Connections have been drawn between Russell as the Celtic god, Lugus, and Talbot as his companion, Rosmerta, so I’d like to add another tale to the mix. It seems that Julius Caesar was responsible for connecting Lugus to Hermes, and others have included Lugh and Llew Law Gyffes as counterparts as well. The Welsh Llew Law Gyffes doesn’t seem to have as many parallels but there is an interesting story about him in the Mabinogion.

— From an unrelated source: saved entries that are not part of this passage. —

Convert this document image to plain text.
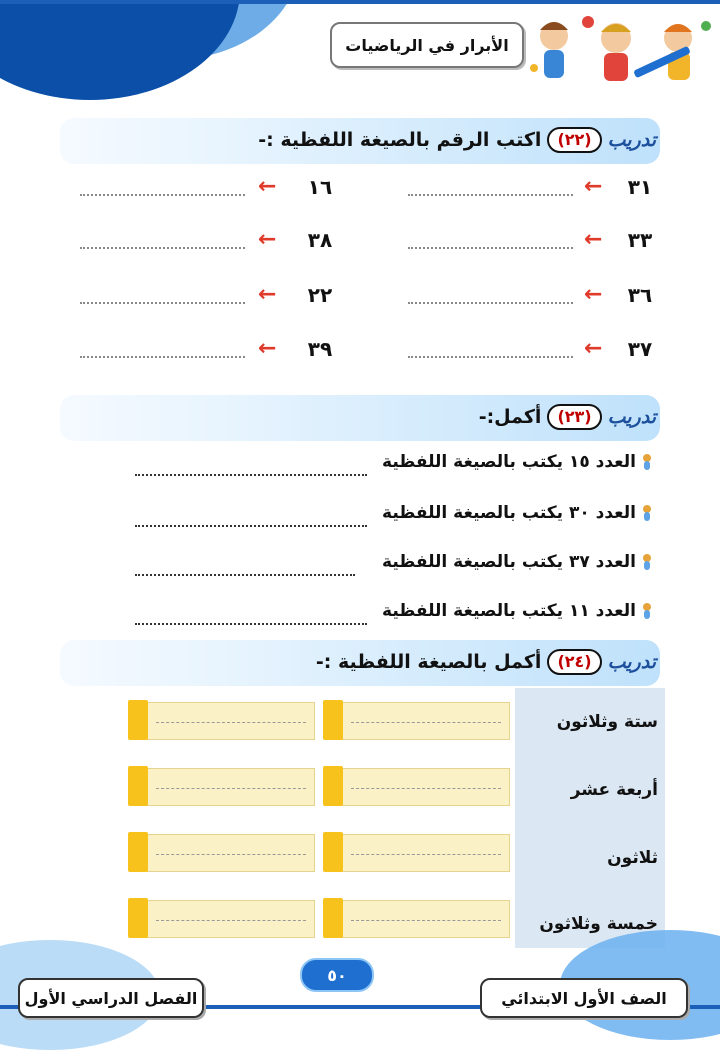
الأبرار في الرياضيات
تدريب
(٢٢)
اكتب الرقم بالصيغة اللفظية :-
٣١
←
٣٣
←
٣٦
←
٣٧
←
١٦
←
٣٨
←
٢٢
←
٣٩
←
تدريب
(٢٣)
أكمل:-
العدد ١٥ يكتب بالصيغة اللفظية
العدد ٣٠ يكتب بالصيغة اللفظية
العدد ٣٧ يكتب بالصيغة اللفظية
العدد ١١ يكتب بالصيغة اللفظية
تدريب
(٢٤)
أكمل بالصيغة اللفظية :-
ستة وثلاثون
أربعة عشر
ثلاثون
خمسة وثلاثون
٥٠
الصف الأول الابتدائي
الفصل الدراسي الأول
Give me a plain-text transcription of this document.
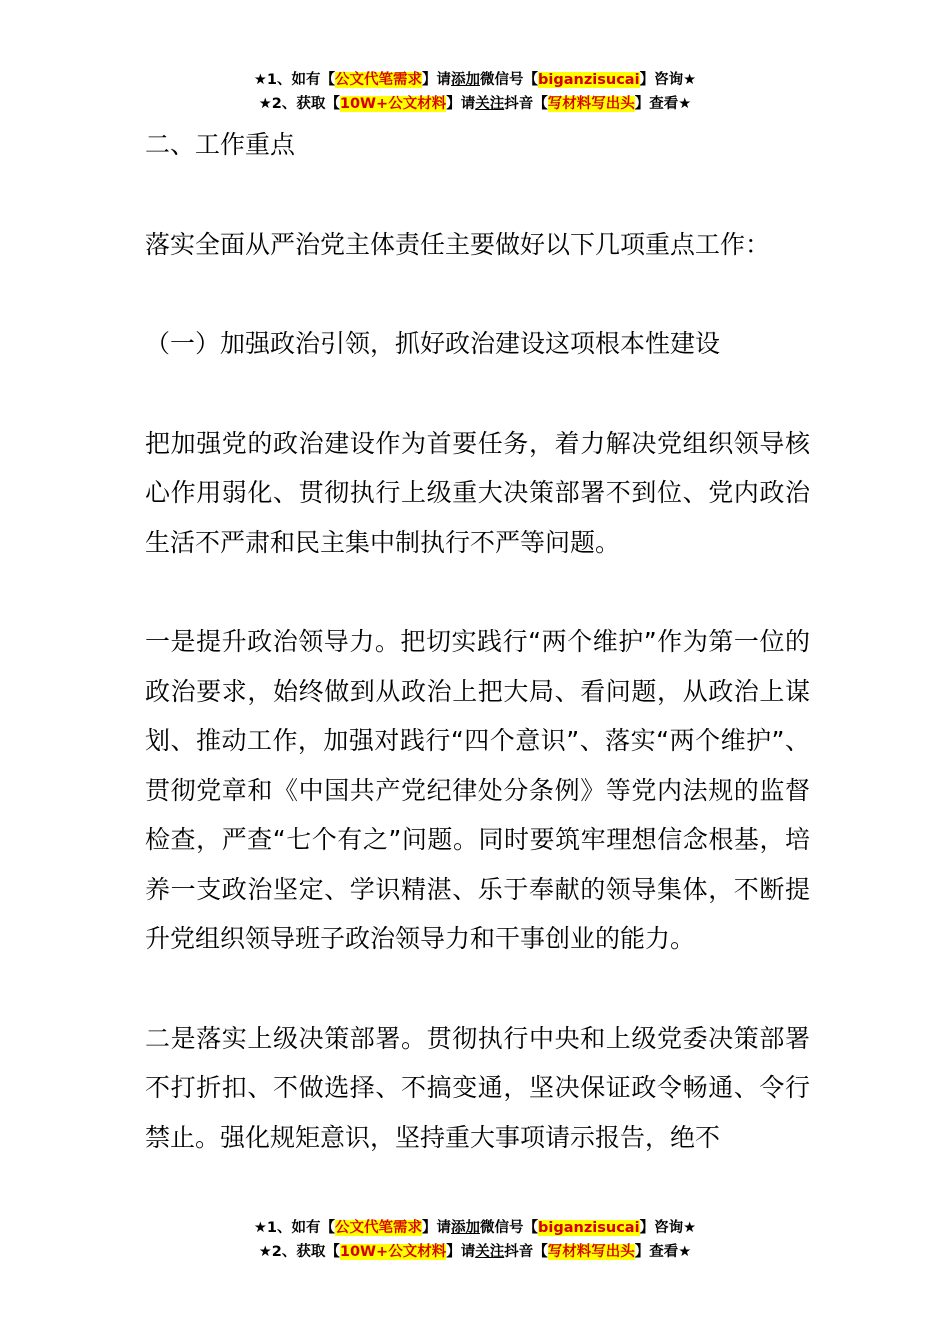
★1、如有【公文代笔需求】请添加微信号【biganzisucai】咨询★
★2、获取【10W+公文材料】请关注抖音【写材料写出头】查看★

二、工作重点

落实全面从严治党主体责任主要做好以下几项重点工作：

（一）加强政治引领，抓好政治建设这项根本性建设

把加强党的政治建设作为首要任务，着力解决党组织领导核心作用弱化、贯彻执行上级重大决策部署不到位、党内政治生活不严肃和民主集中制执行不严等问题。

一是提升政治领导力。把切实践行“两个维护”作为第一位的政治要求，始终做到从政治上把大局、看问题，从政治上谋划、推动工作，加强对践行“四个意识”、落实“两个维护”、贯彻党章和《中国共产党纪律处分条例》等党内法规的监督检查，严查“七个有之”问题。同时要筑牢理想信念根基，培养一支政治坚定、学识精湛、乐于奉献的领导集体，不断提升党组织领导班子政治领导力和干事创业的能力。

二是落实上级决策部署。贯彻执行中央和上级党委决策部署不打折扣、不做选择、不搞变通，坚决保证政令畅通、令行禁止。强化规矩意识，坚持重大事项请示报告，绝不

★1、如有【公文代笔需求】请添加微信号【biganzisucai】咨询★
★2、获取【10W+公文材料】请关注抖音【写材料写出头】查看★
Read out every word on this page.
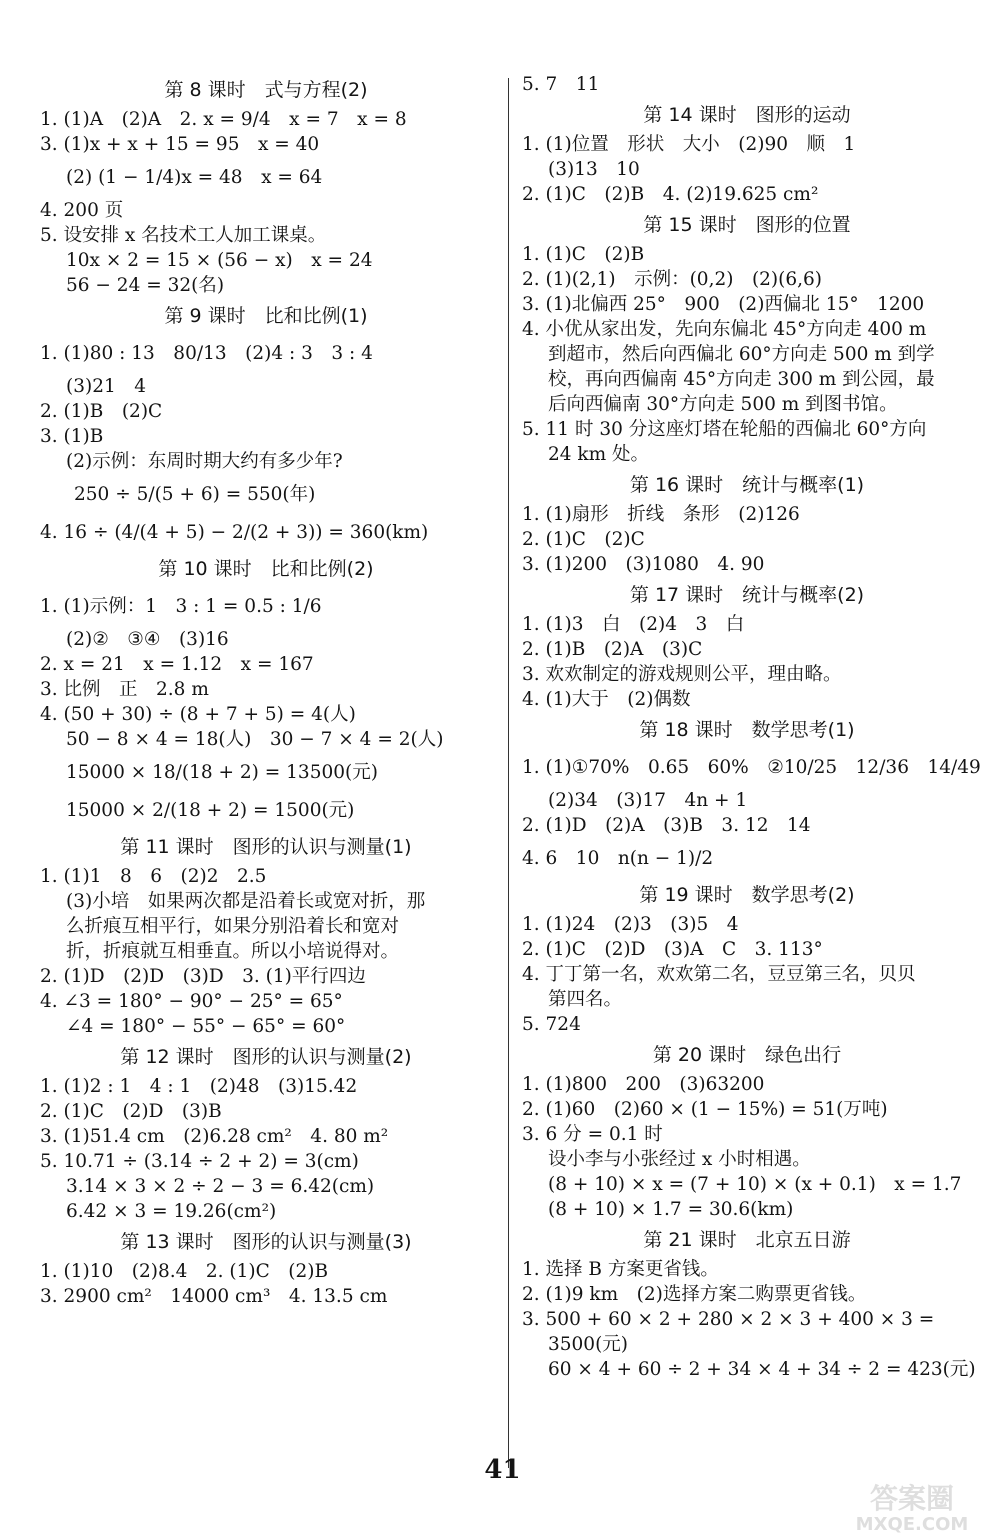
第 8 课时　式与方程(2)
1. (1)A　(2)A　2. x = 9/4　x = 7　x = 8
3. (1)x + x + 15 = 95　x = 40
(2) (1 − 1/4)x = 48　x = 64
4. 200 页
5. 设安排 x 名技术工人加工课桌。
10x × 2 = 15 × (56 − x)　x = 24
56 − 24 = 32(名)
第 9 课时　比和比例(1)
1. (1)80 : 13　80/13　(2)4 : 3　3 : 4
(3)21　4
2. (1)B　(2)C
3. (1)B
(2)示例：东周时期大约有多少年?
250 ÷ 5/(5 + 6) = 550(年)
4. 16 ÷ (4/(4 + 5) − 2/(2 + 3)) = 360(km)
第 10 课时　比和比例(2)
1. (1)示例：1　3 : 1 = 0.5 : 1/6
(2)②　③④　(3)16
2. x = 21　x = 1.12　x = 167
3. 比例　正　2.8 m
4. (50 + 30) ÷ (8 + 7 + 5) = 4(人)
50 − 8 × 4 = 18(人)　30 − 7 × 4 = 2(人)
15000 × 18/(18 + 2) = 13500(元)
15000 × 2/(18 + 2) = 1500(元)
第 11 课时　图形的认识与测量(1)
1. (1)1　8　6　(2)2　2.5
(3)小培　如果两次都是沿着长或宽对折，那
么折痕互相平行，如果分别沿着长和宽对
折，折痕就互相垂直。所以小培说得对。
2. (1)D　(2)D　(3)D　3. (1)平行四边
4. ∠3 = 180° − 90° − 25° = 65°
∠4 = 180° − 55° − 65° = 60°
第 12 课时　图形的认识与测量(2)
1. (1)2 : 1　4 : 1　(2)48　(3)15.42
2. (1)C　(2)D　(3)B
3. (1)51.4 cm　(2)6.28 cm²　4. 80 m²
5. 10.71 ÷ (3.14 ÷ 2 + 2) = 3(cm)
3.14 × 3 × 2 ÷ 2 − 3 = 6.42(cm)
6.42 × 3 = 19.26(cm²)
第 13 课时　图形的认识与测量(3)
1. (1)10　(2)8.4　2. (1)C　(2)B
3. 2900 cm²　14000 cm³　4. 13.5 cm
5. 7　11
第 14 课时　图形的运动
1. (1)位置　形状　大小　(2)90　顺　1
(3)13　10
2. (1)C　(2)B　4. (2)19.625 cm²
第 15 课时　图形的位置
1. (1)C　(2)B
2. (1)(2,1)　示例：(0,2)　(2)(6,6)
3. (1)北偏西 25°　900　(2)西偏北 15°　1200
4. 小优从家出发，先向东偏北 45°方向走 400 m
到超市，然后向西偏北 60°方向走 500 m 到学
校，再向西偏南 45°方向走 300 m 到公园，最
后向西偏南 30°方向走 500 m 到图书馆。
5. 11 时 30 分这座灯塔在轮船的西偏北 60°方向
24 km 处。
第 16 课时　统计与概率(1)
1. (1)扇形　折线　条形　(2)126
2. (1)C　(2)C
3. (1)200　(3)1080　4. 90
第 17 课时　统计与概率(2)
1. (1)3　白　(2)4　3　白
2. (1)B　(2)A　(3)C
3. 欢欢制定的游戏规则公平，理由略。
4. (1)大于　(2)偶数
第 18 课时　数学思考(1)
1. (1)①70%　0.65　60%　②10/25　12/36　14/49
(2)34　(3)17　4n + 1
2. (1)D　(2)A　(3)B　3. 12　14
4. 6　10　n(n − 1)/2
第 19 课时　数学思考(2)
1. (1)24　(2)3　(3)5　4
2. (1)C　(2)D　(3)A　C　3. 113°
4. 丁丁第一名，欢欢第二名，豆豆第三名，贝贝
第四名。
5. 724
第 20 课时　绿色出行
1. (1)800　200　(3)63200
2. (1)60　(2)60 × (1 − 15%) = 51(万吨)
3. 6 分 = 0.1 时
设小李与小张经过 x 小时相遇。
(8 + 10) × x = (7 + 10) × (x + 0.1)　x = 1.7
(8 + 10) × 1.7 = 30.6(km)
第 21 课时　北京五日游
1. 选择 B 方案更省钱。
2. (1)9 km　(2)选择方案二购票更省钱。
3. 500 + 60 × 2 + 280 × 2 × 3 + 400 × 3 =
3500(元)
60 × 4 + 60 ÷ 2 + 34 × 4 + 34 ÷ 2 = 423(元)
41
答案圈
MXQE.COM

He was forbidden to take a human wife so a woman called Blodwyn was created for him out of flowers.
We’ve already learnt from Alan Ball and Daniel Minahan’s Frenzy commentary that they took some of their inspiration for Queen Sophie Anne’s palace from Pasolini’s controversial film Salò which is an examination of the abuse of power.
Since one of the themes this season is political extremism, it seemed to be worth looking at other Italian and European films which might have provided some kind of inspiration, conscious or unconscious.
Pasolini was closely linked with the neo-realist school of Italian cinema and one of the subjects of neo-realist films was Italian fascism. The neo-realist directors included Bernardo Bertolucci whose film, The Conformist, was a exploration of the mentality of those who became fascist and the possible causes of their involvement.
The Conformist tells the story of Marcello, a young man living in Italy at the time of Mussolini, who is desperate to create the illusion of normality by rejecting his past, which includes a homosexual incident with the family chauffeur and a murder. Marcello joins the Fascist Party and his attempt to conform to society’s expectations includes marriage and later, on the orders of the Party, the murder of an anti-fascist professor. His story is told mostly in flashbacks and on occasion even those flashbacks have flashbacks. After the fall of the fascist regime Marcello is prepared to accuse others of his own actions to save his own skin in another attempt to conform.
The illusion of normality sounds to me a bit like mainstreaming and the flashbacks and the unsavoury past of the young man in question also reminded me of how the writers are telling Bill’s story. Both characters use the veneer of civility to hide their inner selves. Marcello uses the conventions of bourgeois society, and Bill the manners of a Southern gentleman.